The company’s earnings per share (EPS) for the quarter came in at EUR 0.38, ahead of analyst estimates of EUR 0.35. Turnover increased to EUR 481.2 million, also above the consensus expectation of EUR 465.4 million.
Birkenstock’s adjusted EBITDA amounted to EUR 162.3 million, better than the EUR 145.8 million expected by analysts.
Most notably, Birkenstock revised its fiscal 2024 revenue forecast to 1.77 billion to 1.78 billion euros, compared to the consensus estimate of 1.75 billion euros.
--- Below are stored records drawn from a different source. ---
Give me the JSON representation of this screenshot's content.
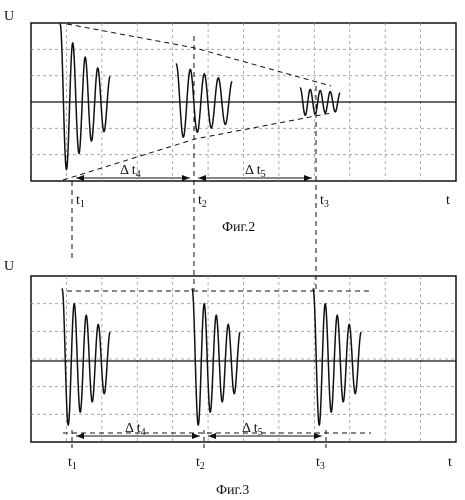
{
  "figure_1": {
    "caption": "Фиг.2",
    "y_axis_label": "U",
    "x_axis_label": "t",
    "time_marks": [
      {
        "base": "t",
        "sub": "1"
      },
      {
        "base": "t",
        "sub": "2"
      },
      {
        "base": "t",
        "sub": "3"
      }
    ],
    "intervals": [
      {
        "base": "Δ t",
        "sub": "4"
      },
      {
        "base": "Δ t",
        "sub": "5"
      }
    ]
  },
  "figure_2": {
    "caption": "Фиг.3",
    "y_axis_label": "U",
    "x_axis_label": "t",
    "time_marks": [
      {
        "base": "t",
        "sub": "1"
      },
      {
        "base": "t",
        "sub": "2"
      },
      {
        "base": "t",
        "sub": "3"
      }
    ],
    "intervals": [
      {
        "base": "Δ t",
        "sub": "4"
      },
      {
        "base": "Δ t",
        "sub": "5"
      }
    ]
  },
  "colors": {
    "ink": "#111111",
    "grid": "#999999",
    "background": "#ffffff"
  }
}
The new revenue forecast assumes year-on-year growth of 20%, compared to the previous indicative range of 17%-18%.
In addition, Birkenstock now expects 2024 adjusted EBITDA to be between EUR 535 million and EUR 545 million, up from its previous guidance of EUR 520 million to EUR 530 million.
The company also reiterated its mid- to long-term profitability targets, targeting a gross profit margin of approximately 60% and an adjusted EBITDA margin of more than 30%.
“We are encouraged to see an indicative increase in the run-up to the peak season, indicating that demand remains
high, reflecting the company’s confidence that its new production facilities are beginning to ramp up to meet its growth ambitions,” Evercore ISI analysts said in a post-earnings note.
“With high structural margins to defend the P&L against any macro pressures that might emerge – and 220 basis points on the front
Loaded with GM and EBITDA margin investments in the second quarter associated with the new production facilities, F2Q is good evidence that BIRK should be able to deliver a solid combination of growth and expanding margins for several years.”
Meanwhile, analysts at Goldman Sachs said, given that this is BIRK’s first fiscal Q2 print, they expect some variations in quarterly results compared to consensus expectations “as the market learns more about the phasing of investments through the year, especially considering the seasonality of the business.”